Posted Online July 17, 2006.
Copyright by the President and Fellows of Harvard College and the Massachusetts Institute of Technology
Coalitional Rationalizability
*Attila Ambrus11Princeton University and Harvard University.
* I thank Dilip Abreu for support and extremely valuable comments at all stages of writing this paper. I would also like to thank Eddie Dekel, Drew Fudenberg, Faruk Gul, Wolfgang Pesendorfer, Ariel Rubinstein, and Marciano Siniscalchi for useful comments and discussions. Finally, I would like to thank Jeffrey Ely, Haluk Ergin, Erica Field, Jozsef Molnar, Wojciech Olszewski, Hugo Sonnenschein, Andrea Wilson, and seminar participants at various universities for useful comments.
Abstract
This paper investigates how groups or coalitions of players can act in their collective interest in noncooperative normal form games even if equilibrium play is not assumed.
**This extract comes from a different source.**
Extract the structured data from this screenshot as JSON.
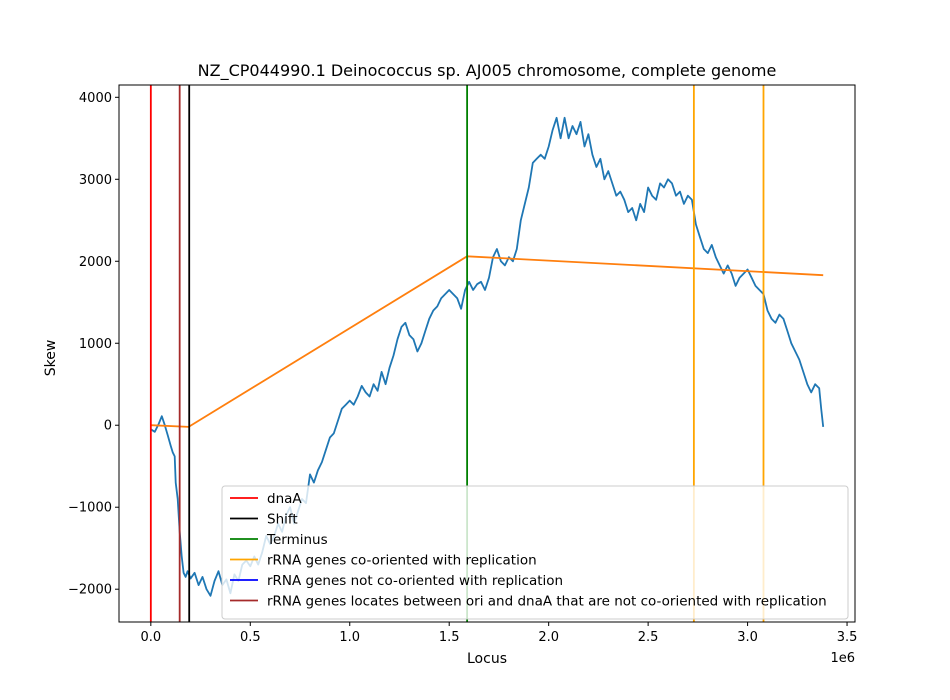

The main idea is that each member of a coalition will confine play to a subset of their strategies if it is in their mutual interest to do so. An iterative procedure of restrictions is used to define a noncooperative solution concept, the set of coalitionally rationalizable strategies. The procedure is analogous to iterative deletion of never best response strategies, but operates on implicit agreements by different coalitions. The solution set is a nonempty subset of the rationalizable strategies.